Editing: Inpaint, Outpaint, and Generative Fill
Generation gives you a base, editing makes it usable. The three workhorse edits are inpainting (replace part of an image), outpainting (extend beyond its edges), and object removal. These live in Photoshop's Generative Fill, in Flux Fill, and in every major web editor. This lesson teaches the technique that makes them work.
Step 1: Inpaint with a tight mask and a small prompt
Inpainting replaces whatever you mask. The two mistakes are masking too large an area and writing too big a prompt. Mask just the region and describe only what should be there. To remove an object, mask it and prompt the background that should fill the gap.
Step 2: Outpaint to reframe
Outpainting extends the canvas.

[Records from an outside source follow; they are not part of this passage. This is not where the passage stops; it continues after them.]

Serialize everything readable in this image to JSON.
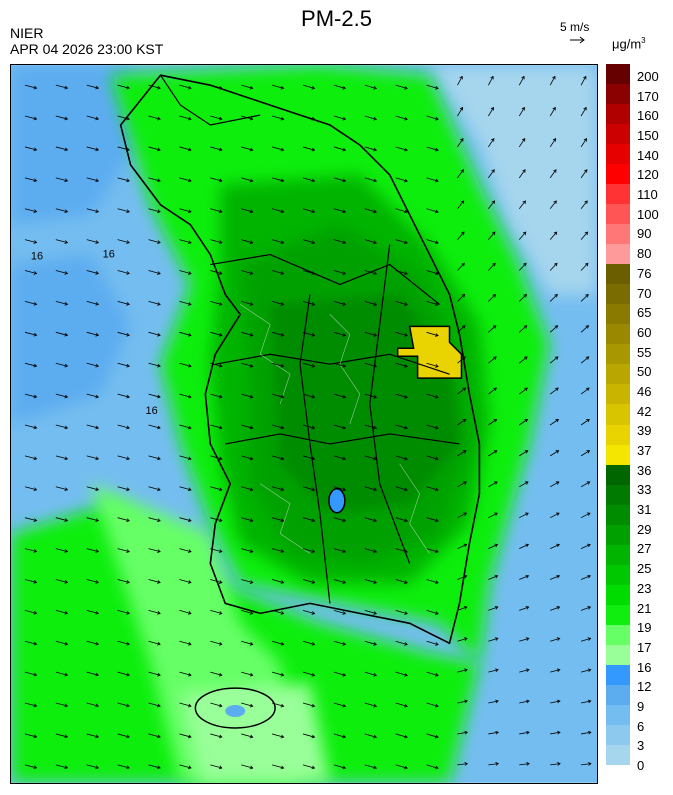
{
  "header": {
    "title": "PM-2.5",
    "agency": "NIER",
    "timestamp": "APR 04 2026 23:00 KST",
    "wind_scale_label": "5 m/s",
    "unit_base": "μg/m",
    "unit_exp": "3"
  },
  "legend": {
    "labels": [
      "200",
      "170",
      "160",
      "150",
      "140",
      "120",
      "110",
      "100",
      "90",
      "80",
      "76",
      "70",
      "65",
      "60",
      "55",
      "50",
      "46",
      "42",
      "39",
      "37",
      "36",
      "33",
      "31",
      "29",
      "27",
      "25",
      "23",
      "21",
      "19",
      "17",
      "16",
      "12",
      "9",
      "6",
      "3",
      "0"
    ],
    "colors": [
      "#660000",
      "#8b0000",
      "#b00000",
      "#cc0000",
      "#e60000",
      "#ff0000",
      "#ff3333",
      "#ff5555",
      "#ff7777",
      "#ff9a9a",
      "#6b5e00",
      "#7a6c00",
      "#8a7a00",
      "#998800",
      "#a99700",
      "#b9a600",
      "#c9b500",
      "#d9c400",
      "#e9d300",
      "#f5e600",
      "#006600",
      "#007a00",
      "#008c00",
      "#00a000",
      "#00b400",
      "#00c800",
      "#00dc00",
      "#10ee10",
      "#66ff66",
      "#99ff99",
      "#3399ff",
      "#5cacf0",
      "#74bdf0",
      "#8dc9ee",
      "#a6d6ee"
    ]
  },
  "map": {
    "city_labels": [
      "16",
      "16",
      "16"
    ]
  }
}
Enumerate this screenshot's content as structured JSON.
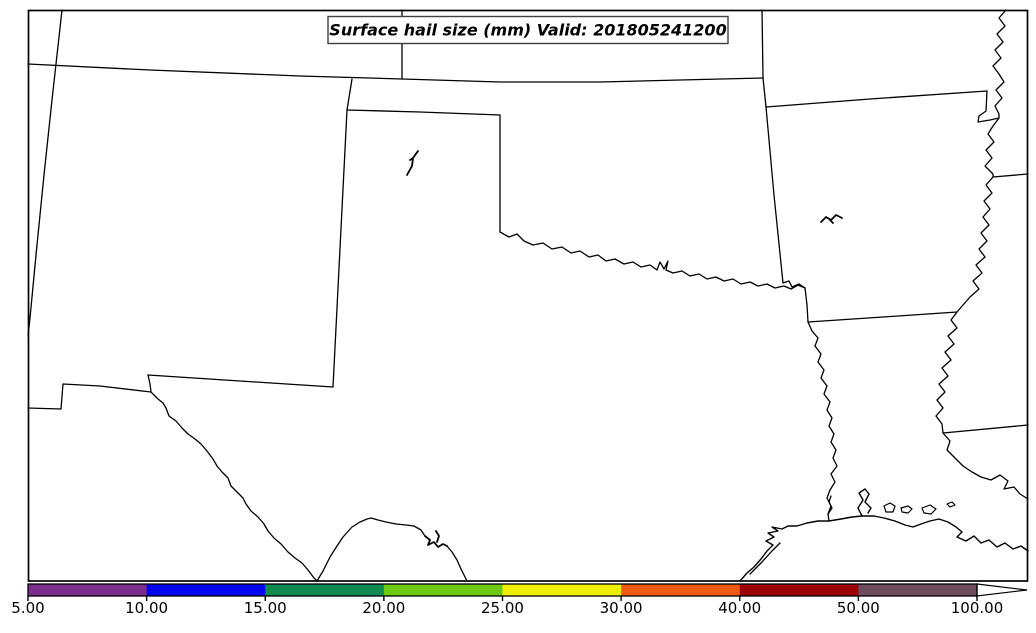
{
  "title": {
    "text": "Surface hail size (mm) Valid: 201805241200"
  },
  "colorbar": {
    "tick_labels": [
      "5.00",
      "10.00",
      "15.00",
      "20.00",
      "25.00",
      "30.00",
      "40.00",
      "50.00",
      "100.00"
    ],
    "boundaries": [
      5,
      10,
      15,
      20,
      25,
      30,
      40,
      50,
      100
    ],
    "segment_colors": [
      "#7B2E8C",
      "#0606EE",
      "#0F8A50",
      "#6EC912",
      "#EFEF02",
      "#EE5A0F",
      "#9C0303",
      "#6F4C5C"
    ],
    "over_color": "#FFFFFF",
    "line_color": "#000000"
  }
}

Use it to turn a square into a wide banner, or to give a tightly cropped subject some breathing room. Drag the canvas larger, then let the model invent what continues the scene.
Step 3: Composite when generation cannot get there
Sometimes the cleanest path is old fashioned. Generate elements separately, then composite them in a layered editor with masks and blending. AI removes the boring parts (cutting out, matching light) but you keep the control. Tools like Photoshop and the open source Krita with its AI plugin do this well.
Result
Take one of your earlier images, remove a distracting object with inpainting, extend it to a wide banner with outpainting, and confirm the result looks like a single seamless photo.